The Benjamin Huntsman

Photograph by J.D. Wetherspoon

It’s hard to believe that the oldest part of The Benjamin Huntsman, on Cambridge Street, dates to 1879. Look closely, and you’ll notice that this is built with a cast iron frame, quite unique for its day, but responsible for saving the structure of the building on more than one occasion.

The Benjamin Huntsman has a lot of history, and had J.D. Wetherspoon not chosen to name it after one of Sheffield’s famous steel sons, there were plenty of other options available.

Strange as it might seem, very little has been written about the building, its past seemingly ignored.

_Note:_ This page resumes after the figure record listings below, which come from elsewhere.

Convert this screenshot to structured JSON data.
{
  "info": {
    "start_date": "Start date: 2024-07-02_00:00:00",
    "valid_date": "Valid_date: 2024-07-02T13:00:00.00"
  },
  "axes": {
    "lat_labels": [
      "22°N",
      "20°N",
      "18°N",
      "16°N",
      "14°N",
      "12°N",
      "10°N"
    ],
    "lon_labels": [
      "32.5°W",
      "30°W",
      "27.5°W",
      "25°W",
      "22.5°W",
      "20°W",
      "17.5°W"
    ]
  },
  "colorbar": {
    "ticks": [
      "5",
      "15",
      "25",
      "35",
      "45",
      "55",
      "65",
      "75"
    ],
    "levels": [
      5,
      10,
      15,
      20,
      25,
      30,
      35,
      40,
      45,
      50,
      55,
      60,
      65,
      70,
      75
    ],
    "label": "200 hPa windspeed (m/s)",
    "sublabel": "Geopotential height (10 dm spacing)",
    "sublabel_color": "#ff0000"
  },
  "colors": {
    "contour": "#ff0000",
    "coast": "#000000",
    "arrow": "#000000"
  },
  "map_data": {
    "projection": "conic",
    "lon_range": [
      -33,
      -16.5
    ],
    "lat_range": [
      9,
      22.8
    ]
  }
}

It was originally built for William Wilson and Son, coachbuilders and harness makers, forced to move from its old premises at Moorhead due to road improvements. The golden age of the horse and carriage came to an end at the beginning of the twentieth century, and it was no surprise that the company soon turned its attention towards the motor car.

Image by The British Newspaper Archive

By the time it went into voluntary liquidation in 1924 the company was well-known in Sheffield as a car dealer and motor engineer.

It was next occupied by Quinton, Arthur and Co, ironmongers, trading from the ground floor with the Cambridge Billiard Club (proprietor Ernest Leonard Searle) opening on the floor above in 1925.

Image by The British Newspaper Archive

Quinton Arthur’s tenure was short-lived due to a serious fire in 1926, an event that caused its demise a few months later.

In 1927, the premises were rebuilt around the iron framework, advertised as a large sales shop and basement, including Cambridge Chambers, a suite of offices alongside the Cambridge Billiard Hall.

Image by The British Newspaper Archive

By 1929, the ground floor was occupied by R. Bamber and Company, a Southport-based firm of coachbuilders established in 1893, which had also started selling motor cars. Along with premises in Leeds, it moved into Cambridge Street selling “shop-soiled used cars,” and was soon advertising itself as the “Northern Motor Olympia.”

R. Bamber remained here until 1929 until handing over the premises to the Handsworth Motor Company, with a garage at the rear for forty cars.

Photograph by Picture Sheffield

It was a brief existence and very soon the building was purchased by J. Gilder, a company that came to prominence in Sheffield.

Jack Gilder’s grandfather began selling and servicing cars as far back as 1912, his grandson setting up a new company in 1938. Jack went off to fight in World War Two and it was while in Belgium that he came across a car which changed the company’s fortunes.

The business was relaunched with a Rootes franchise in 1946, but it was Jack’s obsession with the design and engineering of the Volkswagen Beetle that made him approach the German manufacturer with a view to selling them.

It was a courageous move for Jack to sell a German product so soon after the war, and it was from this building that J. Gilder sold the first ever Volkswagen Beetle in Britain and became VW’s first UK dealership.

Gilder’s remained on Cambridge Street before moving to Banner Cross in the 1960s, and is now part of JCT600, a West Yorkshire-based motor group.

While changes went on below, it’s worth mentioning the Cambridge Billiard Hall that subsequently became Faulkeners and remained until the 1980s. By this time, it was long past its best, fondly remembered for its “bad flooring, rubbish on the floor, poor lighting, cigarette smoke and freezing cold temperatures.”

Photograph by Picture Sheffield

The former car showroom became the Nameless Restaurant between 1979-1985, before becoming a takeaway. In 1987, a fire in the restaurant destroyed the whole of the building, including the old billiard hall, paving the way for J.D. Wetherspoon to rebuild it, once again using the iron frame, incorporating The Benjamin Huntsman (opened 1999) with an adjacent new build.